REZA SAYAH: Well, the two sides are pushing to get a deal done, and the talks are reaching a crescendo. And you can sense it, because all the big names from all sides are now in Vienna. This morning, Mohammad Javad Zarif, the Iranian foreign minister, arrived there, reportedly saying that he has received the mandate from top officials to reach a deal. President Hassan Rouhani’s brother is there. The top nuclear official in Iran, Ali Akbar Salehi, is there. And, of course, all the top diplomats from the P5+1, they’re there, as well.
It’s going to be very difficult to gauge where things stand throughout these two years in these negotiations. All sides have done a pretty remarkable job in keeping things under wraps. So I think in the next few days there’s going to be a lot of waiting, a lot of reporters waiting in Vienna. Here, much of the country is eagerly awaiting an outcome. And I think that’s going to be the case until the sides come out and make some sort of announcement. There have been a lot of vague comments. They seem to be optimistic that a deal is within reach, but they also point out that sticking points and obstacles remain.
AMY GOODMAN: What are those sticking points and obstacles, Reza?
REZA SAYAH: Well, the sticking points include the number and types of centrifuges. In the deal that was signed, the framework deal that was signed in April, Iran agreed to reduce its centrifuges from 19,000. It’s not clear if the West is pushing for an increased reduction or if Iran is pushing to keep more. Then you have the scope of the inspections. Iran has all along allowed the IAEA to inspect its nuclear facilities. And when the framework was agreed on, they agreed to what’s called an additional protocol, which gives the IAEA a higher authority for increased inspections. But the West, the U.S. has given indications that they want to inspect some military facilities, and Iran has said, you know, that’s a redline, that they’re not going to allow inspections in military facilities. Then you have research and development. The West wants to limit Iran’s research and development when it comes to the nuclear program.
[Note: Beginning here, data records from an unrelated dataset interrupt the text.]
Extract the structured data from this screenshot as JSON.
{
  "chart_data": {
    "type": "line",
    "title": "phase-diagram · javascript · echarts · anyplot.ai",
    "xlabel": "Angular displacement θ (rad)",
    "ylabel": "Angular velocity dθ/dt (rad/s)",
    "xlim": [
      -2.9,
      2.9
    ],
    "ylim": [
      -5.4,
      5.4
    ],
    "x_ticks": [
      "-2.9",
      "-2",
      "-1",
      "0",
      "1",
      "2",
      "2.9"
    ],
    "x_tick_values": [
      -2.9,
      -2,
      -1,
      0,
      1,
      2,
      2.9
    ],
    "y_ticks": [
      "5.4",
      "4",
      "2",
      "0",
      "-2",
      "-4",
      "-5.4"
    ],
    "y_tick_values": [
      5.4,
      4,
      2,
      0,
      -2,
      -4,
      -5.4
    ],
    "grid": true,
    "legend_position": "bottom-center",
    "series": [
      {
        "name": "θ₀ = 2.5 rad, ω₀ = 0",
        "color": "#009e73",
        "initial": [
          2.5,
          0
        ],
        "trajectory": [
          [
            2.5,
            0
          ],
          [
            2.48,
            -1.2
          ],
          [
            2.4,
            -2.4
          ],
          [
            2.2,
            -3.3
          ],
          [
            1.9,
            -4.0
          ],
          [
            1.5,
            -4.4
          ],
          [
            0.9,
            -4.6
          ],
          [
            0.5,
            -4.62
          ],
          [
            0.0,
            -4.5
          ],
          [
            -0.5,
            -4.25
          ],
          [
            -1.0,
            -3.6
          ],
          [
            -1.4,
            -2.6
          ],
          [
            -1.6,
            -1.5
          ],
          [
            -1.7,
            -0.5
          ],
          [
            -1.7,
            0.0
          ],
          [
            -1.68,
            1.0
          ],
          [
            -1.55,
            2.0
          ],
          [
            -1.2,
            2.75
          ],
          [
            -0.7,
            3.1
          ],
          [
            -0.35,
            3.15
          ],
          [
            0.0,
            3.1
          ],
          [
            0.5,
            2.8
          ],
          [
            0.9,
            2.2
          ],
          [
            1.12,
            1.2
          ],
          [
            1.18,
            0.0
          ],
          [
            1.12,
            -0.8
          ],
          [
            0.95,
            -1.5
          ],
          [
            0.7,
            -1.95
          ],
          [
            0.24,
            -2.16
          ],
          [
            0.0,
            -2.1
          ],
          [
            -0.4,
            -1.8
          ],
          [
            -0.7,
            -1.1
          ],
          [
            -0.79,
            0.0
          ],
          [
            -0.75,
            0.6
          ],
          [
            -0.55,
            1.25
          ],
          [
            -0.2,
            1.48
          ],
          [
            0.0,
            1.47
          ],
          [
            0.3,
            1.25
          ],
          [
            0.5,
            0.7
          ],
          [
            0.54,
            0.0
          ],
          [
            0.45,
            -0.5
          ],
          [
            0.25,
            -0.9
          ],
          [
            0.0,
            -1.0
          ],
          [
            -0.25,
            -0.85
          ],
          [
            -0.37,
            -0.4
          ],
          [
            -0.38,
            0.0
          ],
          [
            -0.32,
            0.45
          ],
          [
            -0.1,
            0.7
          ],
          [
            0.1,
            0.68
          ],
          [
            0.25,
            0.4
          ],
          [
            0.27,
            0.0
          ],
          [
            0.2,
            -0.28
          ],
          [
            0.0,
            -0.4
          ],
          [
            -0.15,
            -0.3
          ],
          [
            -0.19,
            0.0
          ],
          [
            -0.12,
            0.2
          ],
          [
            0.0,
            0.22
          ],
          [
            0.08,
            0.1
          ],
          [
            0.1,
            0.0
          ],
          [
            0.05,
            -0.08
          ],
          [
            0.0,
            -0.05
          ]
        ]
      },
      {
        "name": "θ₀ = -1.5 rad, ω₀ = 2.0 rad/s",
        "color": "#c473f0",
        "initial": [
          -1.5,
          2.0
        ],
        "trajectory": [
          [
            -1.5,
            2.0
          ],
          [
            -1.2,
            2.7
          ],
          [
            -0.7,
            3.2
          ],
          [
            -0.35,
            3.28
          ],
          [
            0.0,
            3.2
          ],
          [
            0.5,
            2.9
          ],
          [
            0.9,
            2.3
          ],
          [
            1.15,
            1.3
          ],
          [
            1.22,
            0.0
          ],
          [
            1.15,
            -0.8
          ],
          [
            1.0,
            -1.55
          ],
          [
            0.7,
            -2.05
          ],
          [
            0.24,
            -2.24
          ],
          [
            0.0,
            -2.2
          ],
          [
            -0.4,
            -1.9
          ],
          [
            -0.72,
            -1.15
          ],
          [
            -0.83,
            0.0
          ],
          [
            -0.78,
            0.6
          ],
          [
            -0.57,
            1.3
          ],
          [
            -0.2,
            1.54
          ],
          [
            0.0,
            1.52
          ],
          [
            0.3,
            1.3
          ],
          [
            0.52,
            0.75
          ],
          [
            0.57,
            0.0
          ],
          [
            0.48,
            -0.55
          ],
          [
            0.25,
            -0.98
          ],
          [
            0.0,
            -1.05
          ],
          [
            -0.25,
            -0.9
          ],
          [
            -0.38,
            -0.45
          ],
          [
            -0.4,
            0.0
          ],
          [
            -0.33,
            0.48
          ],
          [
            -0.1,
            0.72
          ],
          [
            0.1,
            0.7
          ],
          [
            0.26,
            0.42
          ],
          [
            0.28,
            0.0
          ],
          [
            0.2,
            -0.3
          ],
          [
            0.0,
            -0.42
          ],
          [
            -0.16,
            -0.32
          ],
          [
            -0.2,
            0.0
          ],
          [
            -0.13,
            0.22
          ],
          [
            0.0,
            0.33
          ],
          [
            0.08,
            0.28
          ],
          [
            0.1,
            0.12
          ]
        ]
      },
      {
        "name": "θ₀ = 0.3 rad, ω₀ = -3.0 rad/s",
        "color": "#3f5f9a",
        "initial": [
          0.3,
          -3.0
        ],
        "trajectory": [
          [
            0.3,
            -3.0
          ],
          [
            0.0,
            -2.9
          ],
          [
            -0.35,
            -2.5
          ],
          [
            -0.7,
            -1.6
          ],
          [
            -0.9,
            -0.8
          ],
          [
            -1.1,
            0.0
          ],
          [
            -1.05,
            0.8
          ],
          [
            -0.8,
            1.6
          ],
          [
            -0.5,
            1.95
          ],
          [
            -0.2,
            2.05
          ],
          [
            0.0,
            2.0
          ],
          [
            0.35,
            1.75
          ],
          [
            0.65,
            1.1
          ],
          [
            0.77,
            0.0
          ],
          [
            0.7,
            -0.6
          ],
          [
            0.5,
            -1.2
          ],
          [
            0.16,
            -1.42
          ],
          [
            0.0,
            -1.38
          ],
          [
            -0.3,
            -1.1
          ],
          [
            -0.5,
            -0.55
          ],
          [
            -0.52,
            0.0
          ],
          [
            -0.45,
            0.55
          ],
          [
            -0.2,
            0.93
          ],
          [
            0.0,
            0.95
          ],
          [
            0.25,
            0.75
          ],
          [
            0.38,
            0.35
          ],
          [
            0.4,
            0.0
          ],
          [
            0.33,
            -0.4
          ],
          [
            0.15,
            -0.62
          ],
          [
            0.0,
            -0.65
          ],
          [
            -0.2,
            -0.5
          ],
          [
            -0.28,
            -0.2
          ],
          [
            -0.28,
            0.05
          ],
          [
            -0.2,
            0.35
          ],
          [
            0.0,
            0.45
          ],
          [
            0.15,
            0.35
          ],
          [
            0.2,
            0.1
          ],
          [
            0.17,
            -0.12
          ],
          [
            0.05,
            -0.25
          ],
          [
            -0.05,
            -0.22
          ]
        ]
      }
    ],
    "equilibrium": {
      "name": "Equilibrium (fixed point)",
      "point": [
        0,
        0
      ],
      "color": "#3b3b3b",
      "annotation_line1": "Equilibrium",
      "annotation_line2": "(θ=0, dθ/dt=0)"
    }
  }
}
And finally, the pace of the sanctions. Iran insists that the sanctions should be lifted once the pen hits the paper and an agreement is signed. The West, the U.S. says it’s going to be a gradual lifting of the sanctions. The most likely scenario is that it will be a gradual lifting of the sanctions, but it still remains to be seen what the time frame is and how long that’s going to take. Obviously, Iran wants it to happen faster, and the U.S. doesn’t.
AMY GOODMAN: Reza Sayah, can you talk about the main forces against it?
REZA SAYAH: Well, I think it’s important to point out that the main forces against this agreement are in the minority—namely, the Israeli government, who has continued to raise concerns about this deal; you have the Saudis with their—with their concern; and obviously you have the U.S. Congress. You know, I think last month they pushed through a bill that enables them to review this agreement once it’s signed. If the deal is signed before July 9th, Congress has 30 days to review it; if the deal is signed beyond the July 9th date, they have 60 days to sign. But it’s important to point out that other than these groups—the U.S. Congress, the Israeli government and the Saudi government—the majority of the world, and including the world powers, are for a negotiated agreement for Iran to have a peaceful nuclear program. However, these forces, as you say, against this deal, they have a lot of influence. They oftentimes dominate the media. And that’s what you’ll see if an agreement is signed. You’ll see the Israeli government, you’ll see U.S. Congress, you know, raising the alarm again. And it will be interesting to see where things go from here.
AMY GOODMAN: Reza Sayah, we are having a little trouble with your audio, so I want to thank you for being with us. Reza has covered Iran for CNN International for the last seven years. After his coverage of the 2009 anti-government protests, Iranian authorities denied him permission to work for two years, but then he later returned to Tehran, where he covered a number of the political developments there. This is Democracy Now!, democracynow.org, The War and Peace Report.